Overall, these four pieces of evidence would seem to reflect the Republican desire to reframe Trump’s actions as noble, but ultimately of little consequence.

The memo goes on to frame Trump as a US president concerned — as his top diplomats have testified they were — about Ukraine’s history of corruption. The testimony of many of these diplomats argued that voters’ overwhelming support for President Zelensky proved that Ukrainians were tired of this corruption and hoped to turn over a new leaf.

These officials hoped that Zelensky would provide a fresh start, but according to the memo, Trump had a “deep-seated, genuine, and reasonable skepticism about Ukraine due to its history of pervasive corruption” that led to his being cautious about providing a large sum of money.
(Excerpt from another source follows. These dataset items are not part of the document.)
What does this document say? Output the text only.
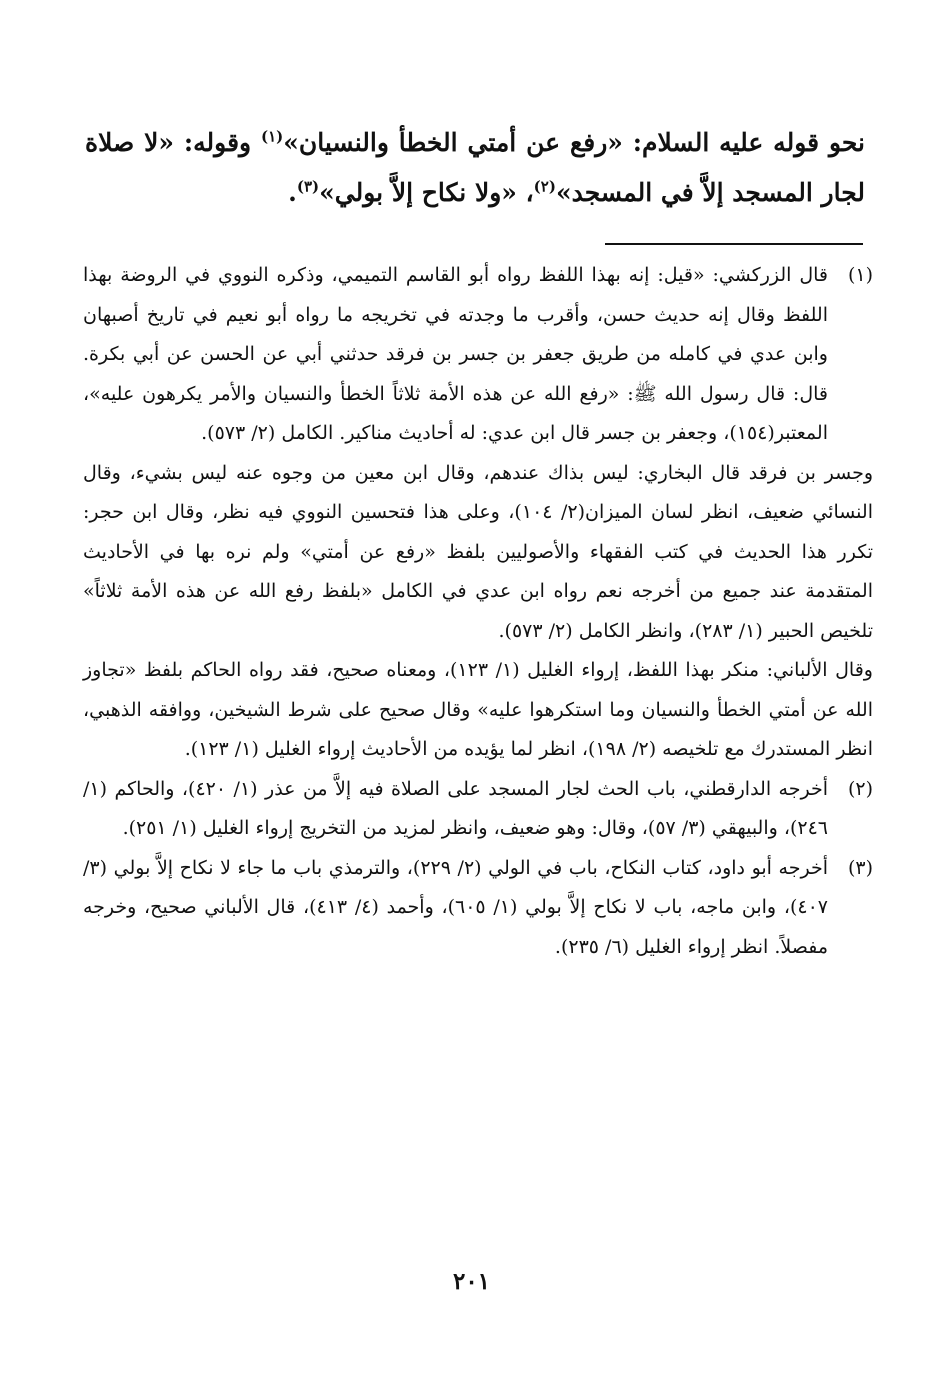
نحو قوله عليه السلام: «رفع عن أمتي الخطأ والنسيان»$^{(١)}$ وقوله: «لا صلاة لجار المسجد إلاَّ في المسجد»$^{(٢)}$، «ولا نكاح إلاَّ بولي»$^{(٣)}$.

(١)

قال الزركشي: «قيل: إنه بهذا اللفظ رواه أبو القاسم التميمي، وذكره النووي في الروضة بهذا اللفظ وقال إنه حديث حسن، وأقرب ما وجدته في تخريجه ما رواه أبو نعيم في تاريخ أصبهان وابن عدي في كامله من طريق جعفر بن جسر بن فرقد حدثني أبي عن الحسن عن أبي بكرة. قال: قال رسول الله ﷺ: «رفع الله عن هذه الأمة ثلاثاً الخطأ والنسيان والأمر يكرهون عليه»، المعتبر(١٥٤)، وجعفر بن جسر قال ابن عدي: له أحاديث مناكير. الكامل (٢/ ٥٧٣).

وجسر بن فرقد قال البخاري: ليس بذاك عندهم، وقال ابن معين من وجوه عنه ليس بشيء، وقال النسائي ضعيف، انظر لسان الميزان(٢/ ١٠٤)، وعلى هذا فتحسين النووي فيه نظر، وقال ابن حجر: تكرر هذا الحديث في كتب الفقهاء والأصوليين بلفظ «رفع عن أمتي» ولم نره بها في الأحاديث المتقدمة عند جميع من أخرجه نعم رواه ابن عدي في الكامل «بلفظ رفع الله عن هذه الأمة ثلاثاً» تلخيص الحبير (١/ ٢٨٣)، وانظر الكامل (٢/ ٥٧٣).

وقال الألباني: منكر بهذا اللفظ، إرواء الغليل (١/ ١٢٣)، ومعناه صحيح، فقد رواه الحاكم بلفظ «تجاوز الله عن أمتي الخطأ والنسيان وما استكرهوا عليه» وقال صحيح على شرط الشيخين، ووافقه الذهبي، انظر المستدرك مع تلخيصه (٢/ ١٩٨)، انظر لما يؤيده من الأحاديث إرواء الغليل (١/ ١٢٣).

(٢)

أخرجه الدارقطني، باب الحث لجار المسجد على الصلاة فيه إلاَّ من عذر (١/ ٤٢٠)، والحاكم (١/ ٢٤٦)، والبيهقي (٣/ ٥٧)، وقال: وهو ضعيف، وانظر لمزيد من التخريج إرواء الغليل (١/ ٢٥١).

(٣)

أخرجه أبو داود، كتاب النكاح، باب في الولي (٢/ ٢٢٩)، والترمذي باب ما جاء لا نكاح إلاَّ بولي (٣/ ٤٠٧)، وابن ماجه، باب لا نكاح إلاَّ بولي (١/ ٦٠٥)، وأحمد (٤/ ٤١٣)، قال الألباني صحيح، وخرجه مفصلاً. انظر إرواء الغليل (٦/ ٢٣٥).

٢٠١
And the memo works to make the claim that Trump was correct about Ukraine’s involvement in the 2016 election, despite having been told by his national security officials numerous times that no meddling took place.

The issue with all of this evidence and this new frame is that both fly in the face of what is known. As the impeachment inquiry hearings unfold, Republicans will work to make the case that this isn’t true. Their ability to change the narrative — and the facts — will rely on eliciting answers from witnesses that muddles or occludes what the public knows so far.

And so they will pursue lines of questioning that turn on these four pieces of evidence, in hopes of drawing out new lines like Zelensky’s “nobody pushed me” that can be shared in tweets and played on television to make the case to the American public that Trump did nothing wrong and that Democrats are simply out to get him.